After 4 years and half from the diagnosis, liver and bone metastasis were detected. Biopsy of the VIII hepatic segment showed metastasis of breast carcinoma, ER negative, PgR negative, HER2 negative, Ki67 17%. Subsequently, therapy with Paclitaxel was undertaken weekly. Three months later from the previous evidence of metastasis, numerical and dimensional increase in liver lesions was demonstrated. Monotherapy with cisplatin was started and then in association with capecitabine and epirubicin (ECX scheme) with dose of 80% for seven consecutive cycles. Afterwards, she had treatment with Capecitabine and metronomic cyclophosphamide for 3 months, then three cycles of eribuline were performed. Therapy with carboplatin and gemcitabine was subsequently administered. One month later, since there was an increase of liver enzymes, monotherapy with carboplatin was undertaken. No other treatment options were available given the disease progression.

After about 1 year from the evidence of bones and liver metastasis, we performed a first cfDNA analysis, which revealed pathogenic mutations in PIK3CA gene [c.1633G>A; p.(Glu545Lys)] and CDKN2A [c.1904T>G; p.(Leu635Arg)]. Five months later, a second cfDNA analysis highlighted an exponential increase of clones with the same pathogenic mutations (Fig. 1). In comparison with the mutational burden identified at primary tumor biopsy, the expanding clone has a simplified architecture (Fig. 1).

We demonstrated here that multiple points cfDNA analysis give now the possibility to understand the overall cancer dynamics and pick up the key mutation leading to cancer recurrence, separating them from not expanding occasional clones. Large comprehensive analysis of haematological malignancies indicates a complex temporal dynamic landing although in few (from one to six) driver mutations at late relapse [8]. Likewise, in breast cancer one (or few) is the driver mutation leading to cancer recurrence and it is of pivotal importance to target this driver mutation(s) on time. However, stick too tightly to standardised protocol may impair the use of personalised experimental drugs in a timely therapeutic window.

Data reported here indicate that there is a tight therapeutic window useful for counteract final clonal expansion and that the minimally invasive cfDNA analysis allows a close and dynamic monitoring of clonal evolution. This is also supported by the mathematical model developed by Khan et al. [9]. In our case, an innovative and more effective therapy could be CDK4/6 inhibitors in combination with PI3 K-specific inhibitor initiated at the beginning of the clonal expansion [10]. Introducing of experimental drug in the correct therapeutic window would lead in the near future to effective treatment which otherwise remain challenging.

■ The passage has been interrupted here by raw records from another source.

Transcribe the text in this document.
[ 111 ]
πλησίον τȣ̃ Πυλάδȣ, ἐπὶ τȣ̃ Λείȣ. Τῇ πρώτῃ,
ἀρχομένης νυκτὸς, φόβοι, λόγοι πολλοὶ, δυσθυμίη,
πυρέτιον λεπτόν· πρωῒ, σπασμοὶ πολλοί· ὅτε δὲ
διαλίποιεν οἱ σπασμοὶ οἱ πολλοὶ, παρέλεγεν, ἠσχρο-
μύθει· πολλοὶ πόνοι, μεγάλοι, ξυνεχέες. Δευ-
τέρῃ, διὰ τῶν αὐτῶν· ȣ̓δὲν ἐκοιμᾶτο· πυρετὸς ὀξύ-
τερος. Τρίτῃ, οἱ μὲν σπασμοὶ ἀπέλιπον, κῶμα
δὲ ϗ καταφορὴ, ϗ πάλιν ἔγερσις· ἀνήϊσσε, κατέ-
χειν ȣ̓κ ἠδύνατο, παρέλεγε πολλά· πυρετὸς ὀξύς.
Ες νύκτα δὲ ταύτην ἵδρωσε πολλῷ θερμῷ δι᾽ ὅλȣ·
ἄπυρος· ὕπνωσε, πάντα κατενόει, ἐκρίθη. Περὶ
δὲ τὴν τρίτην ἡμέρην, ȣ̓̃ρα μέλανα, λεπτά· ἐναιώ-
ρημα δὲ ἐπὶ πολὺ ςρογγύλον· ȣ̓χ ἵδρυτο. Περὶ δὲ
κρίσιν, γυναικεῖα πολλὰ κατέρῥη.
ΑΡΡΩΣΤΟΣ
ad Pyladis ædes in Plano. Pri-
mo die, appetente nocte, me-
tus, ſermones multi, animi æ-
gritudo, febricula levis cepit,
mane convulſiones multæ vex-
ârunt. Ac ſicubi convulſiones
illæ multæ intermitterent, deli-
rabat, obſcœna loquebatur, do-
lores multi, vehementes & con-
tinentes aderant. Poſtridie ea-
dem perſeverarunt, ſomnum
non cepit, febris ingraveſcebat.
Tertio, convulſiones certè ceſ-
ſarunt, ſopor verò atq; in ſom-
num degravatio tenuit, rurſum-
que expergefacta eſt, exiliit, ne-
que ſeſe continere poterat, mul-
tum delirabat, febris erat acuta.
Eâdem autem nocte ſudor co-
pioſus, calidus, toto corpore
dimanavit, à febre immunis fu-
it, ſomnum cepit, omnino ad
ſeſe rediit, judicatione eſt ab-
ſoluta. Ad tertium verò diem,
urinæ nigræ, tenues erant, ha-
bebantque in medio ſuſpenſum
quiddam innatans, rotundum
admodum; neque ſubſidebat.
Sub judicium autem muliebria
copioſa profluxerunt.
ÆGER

In conclusion, we demonstrated that multiple points cfDNA analysis reflects clonal evolution and allows track the evolving molecular landscapes of growing cancer cells by capturing broader molecular alterations that could hinder targeted treatments efficacy. The shorter turnaround time of cfDNA analysis and its high sensitivity and specificity are key factors to provide novel opportunities for adaptive personalised therapies, optimizing healthcare resources and enabling higher treatment efficacy and lower side-effects.